After a bitterly contested election, Nana Akufo-Addo won the contest and served as Ghana’s President from 2017.
Having taken over as President, the execution of the Volivo Bridge project, like many others, became the responsibility of his government.
In the case of the Volivo Bridge, the funding was available. What was required was for the government to construct the bridge.
Eight years down the lane, President John Mahama returned to the office of President to find the project at the same phase he had left it.
Paying for the delays
There is always a price for delay.
Like the servant who buried his talents, President Akufo-Addo handed over to President John Mahama exactly what he had inherited: funding untouched, project not executed.
However, there is one challenge. Construction delays add up to the cost of the project.
Will the Japanese be ready to increase the loan amount in line with the increased cost of the project?
Is the loan still available, or will the Japanese still advance the loan to the people of Ghana to use to execute such a crucial project?
After some rounds of negotiation, President John Mahama and his chosen Foreign Affairs Minister, Samuel Okudzeto Ablakwa, shook hands with the Japanese.
An agreement had been struck. Its details reveal the stark cost of abandoning the very concept of governance. Governance is a continuum. In the case of the Volivo Bridge, President Akufo-Addo should have no reason not to have executed the strategic project. The loan was available and it was never utilised when required.
The Japanese are people of their word, and by their word they stuck. They agreed to give us the same amount agreed in 2016, not a single yen more.
However, the Japanese government, represented by JICA, wanted an assurance that their Ghanaian counterpart could find money to pay for the difference created by the unjustifiable delays.
That assurance came in the form of President John Dramani Mahama's flagship Big Push policy, under which the government plans to dedicate billions of cedis to major road projects.
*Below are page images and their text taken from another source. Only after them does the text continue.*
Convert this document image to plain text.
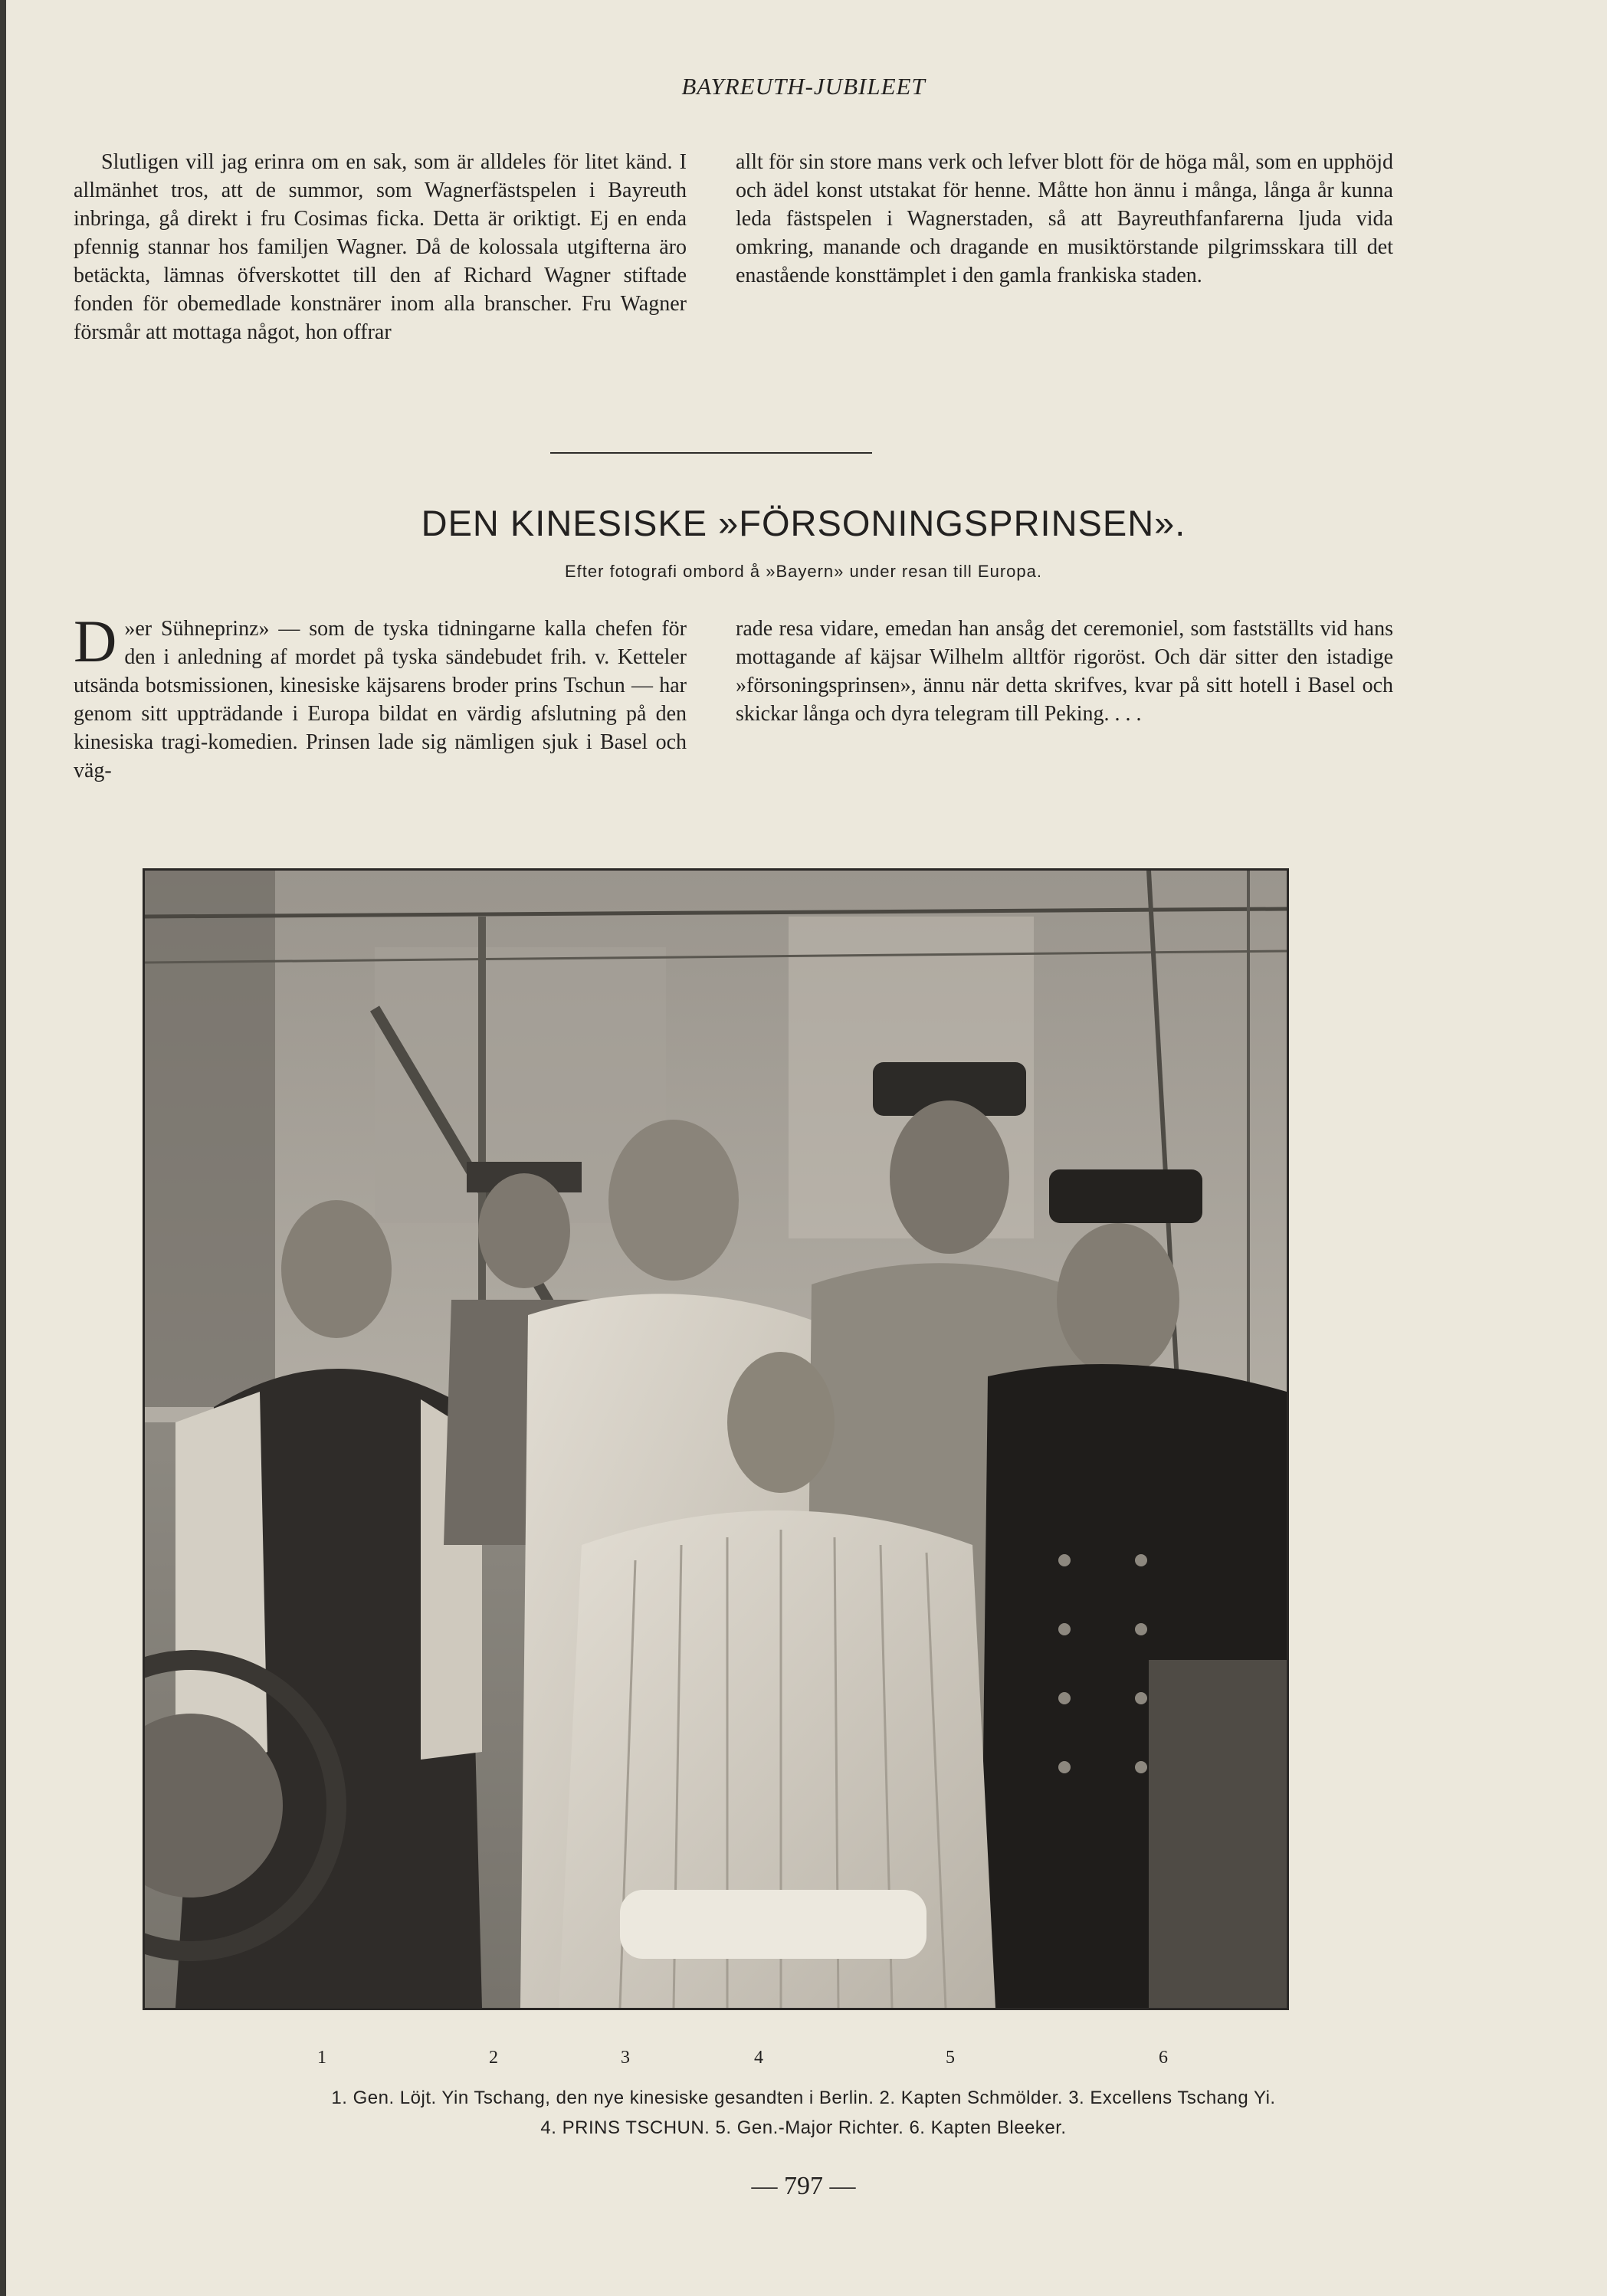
BAYREUTH-JUBILEET

Slutligen vill jag erinra om en sak, som är alldeles för litet känd. I allmänhet tros, att de summor, som Wagnerfästspelen i Bayreuth inbringa, gå direkt i fru Cosimas ficka. Detta är oriktigt. Ej en enda pfennig stannar hos familjen Wagner. Då de kolossala utgifterna äro betäckta, lämnas öfverskottet till den af Richard Wagner stiftade fonden för obemedlade konstnärer inom alla branscher. Fru Wagner försmår att mottaga något, hon offrar

allt för sin store mans verk och lefver blott för de höga mål, som en upphöjd och ädel konst utstakat för henne. Måtte hon ännu i många, långa år kunna leda fästspelen i Wagnerstaden, så att Bayreuthfanfarerna ljuda vida omkring, manande och dragande en musiktörstande pilgrimsskara till det enastående konsttämplet i den gamla frankiska staden.

DEN KINESISKE »FÖRSONINGSPRINSEN».
Efter fotografi ombord å »Bayern» under resan till Europa.

»
D er Sühneprinz» — som de tyska tidningarne kalla chefen för den i anledning af mordet på tyska sändebudet frih. v. Ketteler utsända botsmissionen, kinesiske käjsarens broder prins Tschun — har genom sitt uppträdande i Europa bildat en värdig afslutning på den kinesiska tragi-komedien. Prinsen lade sig nämligen sjuk i Basel och väg-

rade resa vidare, emedan han ansåg det ceremoniel, som fastställts vid hans mottagande af käjsar Wilhelm alltför rigoröst. Och där sitter den istadige »försoningsprinsen», ännu när detta skrifves, kvar på sitt hotell i Basel och skickar långa och dyra telegram till Peking. . . .

1	2	3	4	5	6
1. Gen. Löjt. Yin Tschang, den nye kinesiske gesandten i Berlin. 2. Kapten Schmölder. 3. Excellens Tschang Yi.
4. PRINS TSCHUN. 5. Gen.-Major Richter. 6. Kapten Bleeker.
— 797 —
The main source of funds for the policy will be monies from oil revenues dedicated annually to funding the Government of Ghana's budget, or the Annual Budget Funding Amount, ABFA.
So when hands shook and faces lined up for photo opportunities, both parties were convinced that the Volivo Bridge project could finally be actualised with funding from the people of Japan and the people of Ghana.
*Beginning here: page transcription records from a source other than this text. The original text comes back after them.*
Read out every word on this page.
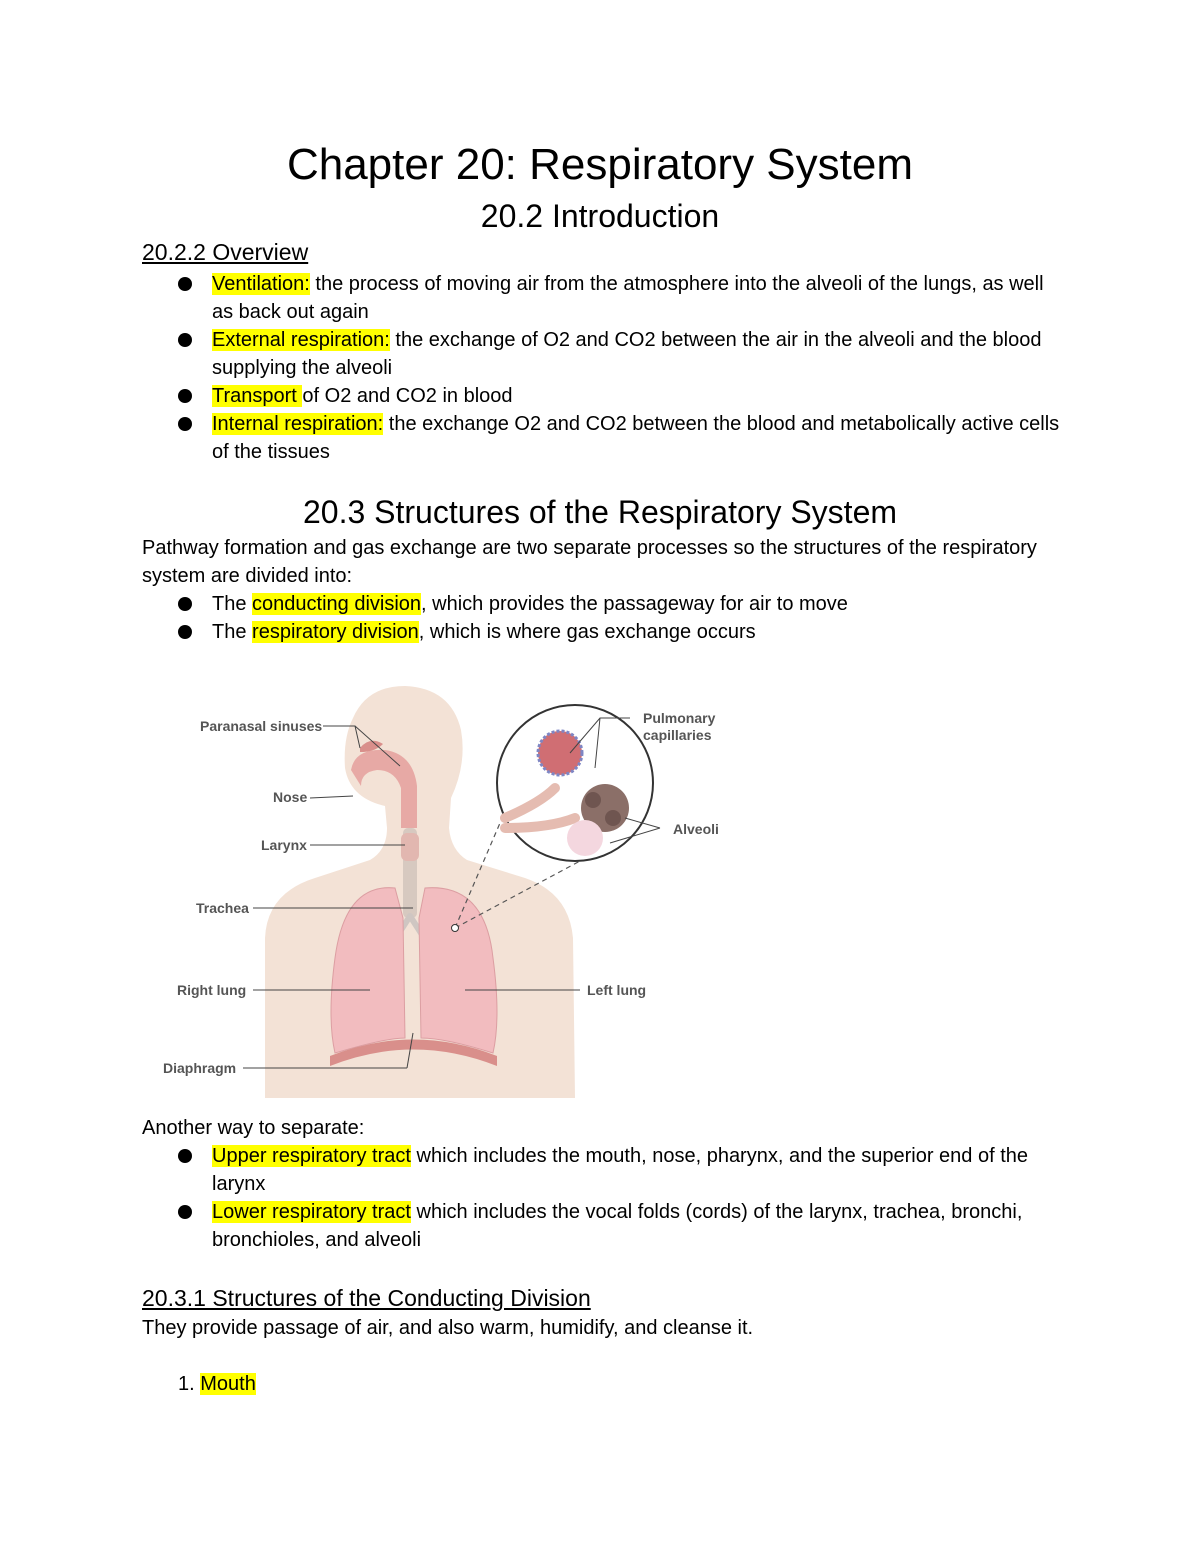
Chapter 20: Respiratory System
20.2 Introduction
20.2.2 Overview
Ventilation: the process of moving air from the atmosphere into the alveoli of the lungs, as well as back out again
External respiration: the exchange of O2 and CO2 between the air in the alveoli and the blood supplying the alveoli
Transport of O2 and CO2 in blood
Internal respiration: the exchange O2 and CO2 between the blood and metabolically active cells of the tissues
20.3 Structures of the Respiratory System

Pathway formation and gas exchange are two separate processes so the structures of the respiratory system are divided into:

The conducting division, which provides the passageway for air to move
The respiratory division, which is where gas exchange occurs
Paranasal sinuses
Nose
Larynx
Trachea
Right lung
Diaphragm
Pulmonary
capillaries
Alveoli
Left lung

Another way to separate:

Upper respiratory tract which includes the mouth, nose, pharynx, and the superior end of the larynx
Lower respiratory tract which includes the vocal folds (cords) of the larynx, trachea, bronchi, bronchioles, and alveoli
20.3.1 Structures of the Conducting Division

They provide passage of air, and also warm, humidify, and cleanse it.

1. Mouth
A relieved Okudzeto Ablakwa
Samuel Okudzeto Ablakwa, Minister for Foreign Affairs and the foreign policy vanguard of the government, sat in these meetings and posed for the pictures.
He sat in these meetings as Foreign Affairs Minister but with the heart and head of the Member of Parliament for North Tongu. This bridge will connect one part of his constituency to another.
In opposition, he piled question after question, seeking answers about when such a strategic project would be executed, knowing very well that the government he served in had done the heavy lifting of securing the money needed to pay for the project. Question after question was answered with empty assurances.
Perhaps it was his constituency, or the fact that Samuel Okudzeto Ablakwa was the MP. These are lingering questions that may never be answered. Samuel Okudzeto Ablakwa is no pushover, but in President Akufo-Addo and his cousin, the Road Minister Kwesi Amoako Atta, he found men whose self-interest defined national interest. They gave what might be described as programmed answers. They repeated words that held no true meaning, and they did this for eight years.
This time, Samuel Okudzeto Ablakwa must have answers not only to his own questions but to those of worried constituents.
Perhaps MP Ablakwa's faith will be strengthened by how proudly President John Mahama mentioned it when he met the leaders of the Ghanaian community in Tokyo. It was clear from his smile when he spoke about the fact that Ghana had managed to convince Japan to advance the loan for the Volivo Bridge.
A crucial step, but both President John Mahama and his Foreign Affairs Minister, Samuel Okudzeto Ablakwa, know that the real test is the next step, the step that President Akufo-Addo never bothered to initiate in North Tongu.
The Volivo Bridge must be constructed.